TwitchCon: Streamers Object to Revenue-Sharing Reduction

Things were restive at TwitchCon, which wrapped Sunday in San Diego. Content creators were riled up over downsized revenue-sharing, first announced last month. The conference lets gamers and other enthusiasts who use Amazon’s live-streaming platform meet their favorite influencers while brands tout their wares. With over 2.5 million hours of live content streaming daily around the world, Twitch has become increasingly focused on financial sustainability and eventual profitability. But a less favorable revenue split and push toward advertising has proven unpopular with creators.

“At TwitchCon, executives and streamers met face-to-face and attempted to come to an understanding,” writes Bloomberg, reporting on “about 20 panels and sessions aimed at teaching streamers how to earn more money, grow their brands and gain enough popularity to attract sponsorships.”

In September, Twitch announced that effective June 2023, it would shrink the amount of subscription revenue it shares with top creators: after earnings surpass $100,000 in a 12-month period, the split for premium streamers will drop from 70/50 to 50/50 (which is what Twitch makes available to all streamers).

“The pool of breakout streaming stars able to pull in hundreds of thousands or even millions of dollars has become increasingly competitive after Twitch’s pandemic boon,” Bloomberg explains, noting that “the number of active streamers on the site has more than doubled since September 2019 to more than 7 million.”

About 50,000 of those are “partnered streamers,” of which only a small fraction are affected by the policy change, but the fact that they are the platform’s top performers has amplified the backlash. Top creators feel “Twitch had taken away a potential future financial opportunity to aspire to,” according to Bloomberg. “Many streamers feel that Twitch has compromised their potential for profitability in exchange for the company’s own.”

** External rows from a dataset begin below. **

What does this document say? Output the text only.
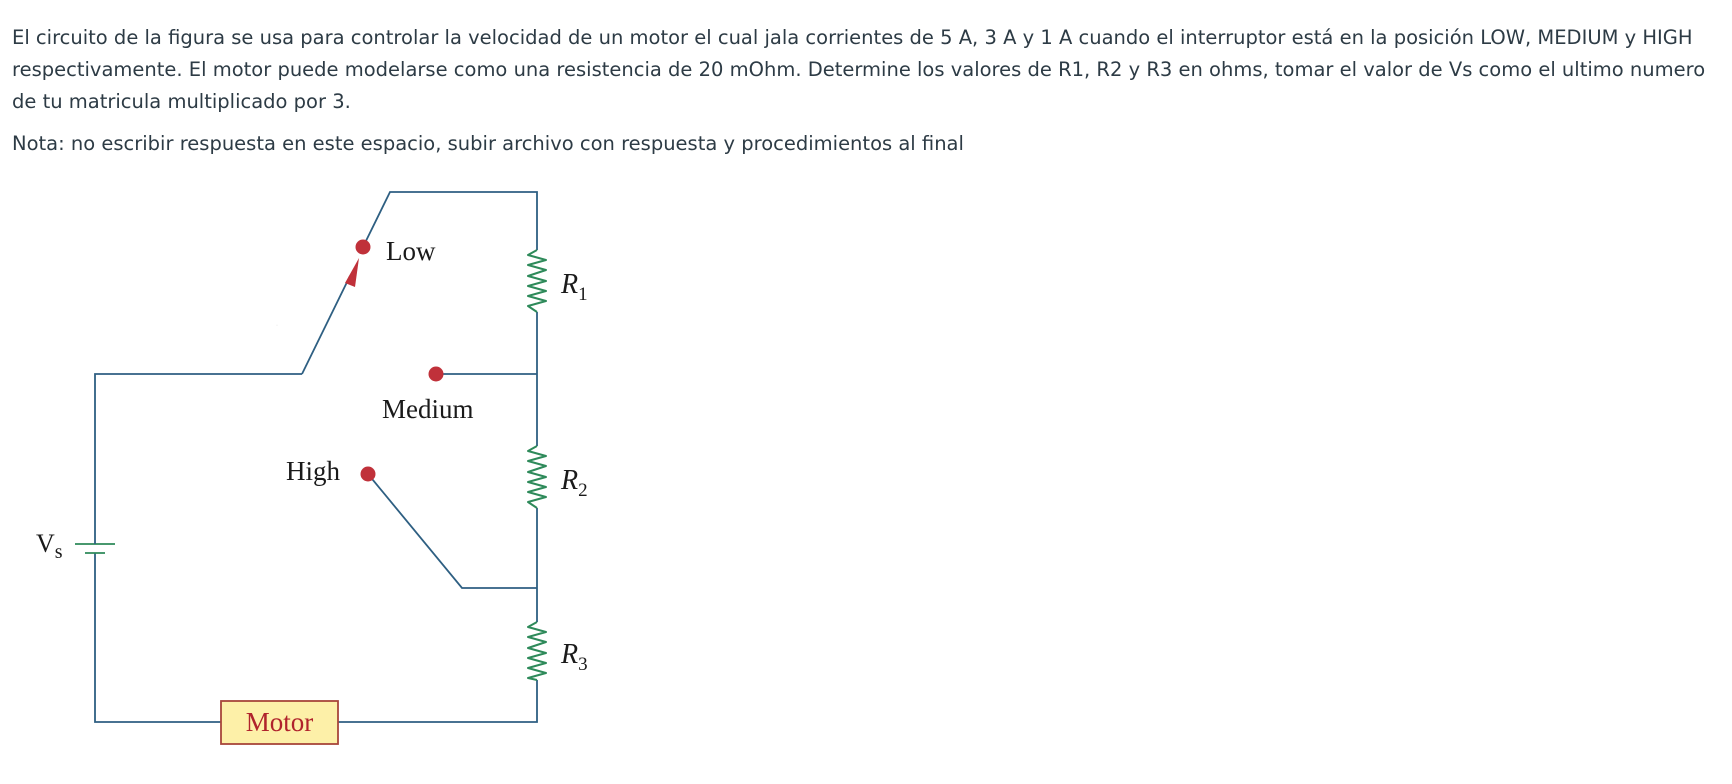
El circuito de la figura se usa para controlar la velocidad de un motor el cual jala corrientes de 5 A, 3 A y 1 A cuando el interruptor está en la posición LOW, MEDIUM y HIGH respectivamente. El motor puede modelarse como una resistencia de 20 mOhm. Determine los valores de R1, R2 y R3 en ohms, tomar el valor de Vs como el ultimo numero de tu matricula multiplicado por 3.

Nota: no escribir respuesta en este espacio, subir archivo con respuesta y procedimientos al final

·
Motor
Low
Medium
High
$R_1$
$R_2$
$R_3$
$V_s$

Bloomberg reports “nearly 23,000 Twitch users have asked Twitch to move to a 70/30 revenue model for all streamers.” Creators’ monetary concerns were addressed one-on-one as well as in a live-streamed Sunday session where Twitch VP of monetization Mike Minton said the 70/30 split “is simply is not viable for Twitch over the long-term.” Bloomberg wrote that Minton “acknowledged that Twitch doesn’t pay public rates for Amazon Web Services.”

Marketing Dive writes that the revenue-sharing change “shouldn’t directly impact advertisers on the platform, according to experts. If anything, streamers are going to have to run more ads to make up for the loss in revenue. But, this isn’t necessarily a good thing and could undermine some of Twitch’s value.”